Rafe laughed at her.

“Well, nor do I – so that’s a bond, anyhow.”

Alicia nodded.

“You don’t like Tanfield – yes, that’s true – you love it.”

He shook his head.

“I suppose I did – when I was a kid. A good big lump of masonry like that is the sort of thing a kid understands. One gets a bit more practical as one gets older. No one wants a place this size nowadays – it’s just asking for bankruptcy. You’ve only got to look back into the family history to see what a drain it’s been. Five of the last seven Jerninghams married quite respectable heiresses, and who’s any the better off for it? I haven’t a stiver. Dale would have been on the rocks without Lydia ’s money. That saved him, but Tanfield has swallowed it, and now it’s opening its mouth for anything he can get out of Lisle.”

“She hates the place,” said Alicia. “She’d like him to sell.”

“So would I,” said Rafe. “It’s the only sensible thing to do. The Manor has been in the family just as long. It’s a much more comfortable house, and to my mind a much more beautiful one. If Dale had a grain of sense, he’d close with Tatham’s offer – it won’t hold good for ever. The trouble is he hasn’t got a grain of sense where Tanfield is concerned. We’ve been here for five hundred years, and he expects us to go on being here for another five hundred – any sacrifice being only an obvious and natural tribute.”

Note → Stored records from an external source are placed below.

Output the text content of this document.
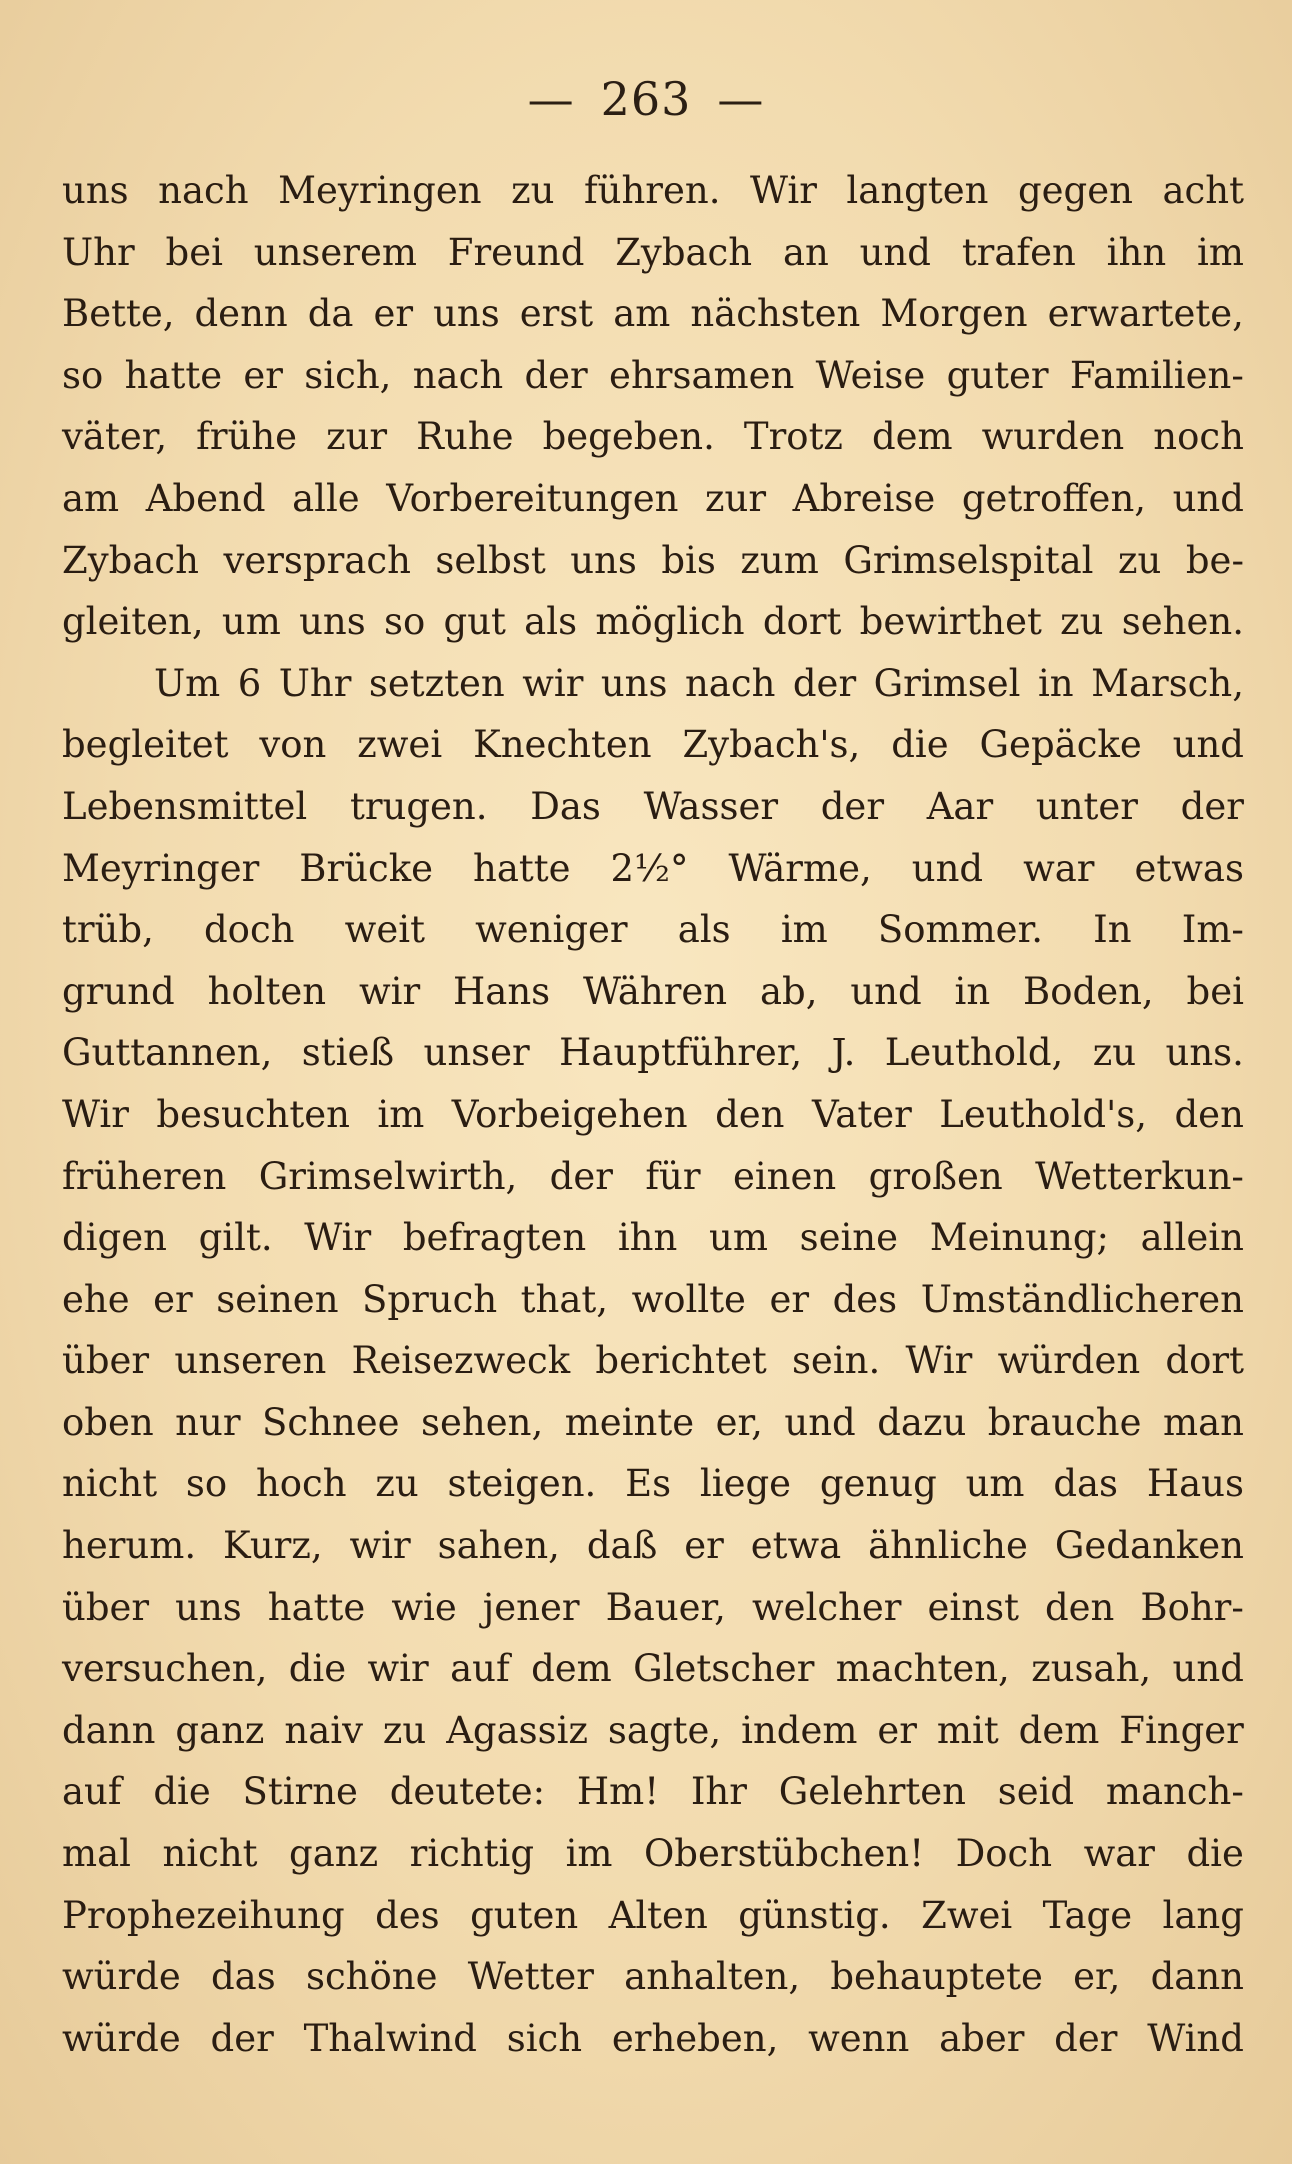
— 263 —
uns nach Meyringen zu führen. Wir langten gegen acht
Uhr bei unserem Freund Zybach an und trafen ihn im
Bette, denn da er uns erst am nächsten Morgen erwartete,
so hatte er sich, nach der ehrsamen Weise guter Familien-
väter, frühe zur Ruhe begeben. Trotz dem wurden noch
am Abend alle Vorbereitungen zur Abreise getroffen, und
Zybach versprach selbst uns bis zum Grimselspital zu be-
gleiten, um uns so gut als möglich dort bewirthet zu sehen.
Um 6 Uhr setzten wir uns nach der Grimsel in Marsch,
begleitet von zwei Knechten Zybach's, die Gepäcke und
Lebensmittel trugen. Das Wasser der Aar unter der
Meyringer Brücke hatte 2½° Wärme, und war etwas
trüb, doch weit weniger als im Sommer. In Im-
grund holten wir Hans Währen ab, und in Boden, bei
Guttannen, stieß unser Hauptführer, J. Leuthold, zu uns.
Wir besuchten im Vorbeigehen den Vater Leuthold's, den
früheren Grimselwirth, der für einen großen Wetterkun-
digen gilt. Wir befragten ihn um seine Meinung; allein
ehe er seinen Spruch that, wollte er des Umständlicheren
über unseren Reisezweck berichtet sein. Wir würden dort
oben nur Schnee sehen, meinte er, und dazu brauche man
nicht so hoch zu steigen. Es liege genug um das Haus
herum. Kurz, wir sahen, daß er etwa ähnliche Gedanken
über uns hatte wie jener Bauer, welcher einst den Bohr-
versuchen, die wir auf dem Gletscher machten, zusah, und
dann ganz naiv zu Agassiz sagte, indem er mit dem Finger
auf die Stirne deutete: Hm! Ihr Gelehrten seid manch-
mal nicht ganz richtig im Oberstübchen! Doch war die
Prophezeihung des guten Alten günstig. Zwei Tage lang
würde das schöne Wetter anhalten, behauptete er, dann
würde der Thalwind sich erheben, wenn aber der Wind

Alicia looked startled. Rafe actually was serious. She could not remember having ever seen him so much in earnest before. It impressed her a little – against her will. She turned and looked in the direction of the house. The tower windows caught the sun and held it. They were all that could be seen. The long front with its eighteenth-century portico, the two wings running forward to enclose a paved courtyard where stone lions kept guard about a fountained lily pool – all these, though out of sight, were most familiar and present to her mind.

“You make it sound like a sort of Juggernaut.”

Rafe Jerningham broke into sudden mocking laughter.

“My sweet, the car of Juggernaut rolled over its devotees. Tanfield Court, I think, may be trusted to stay put.”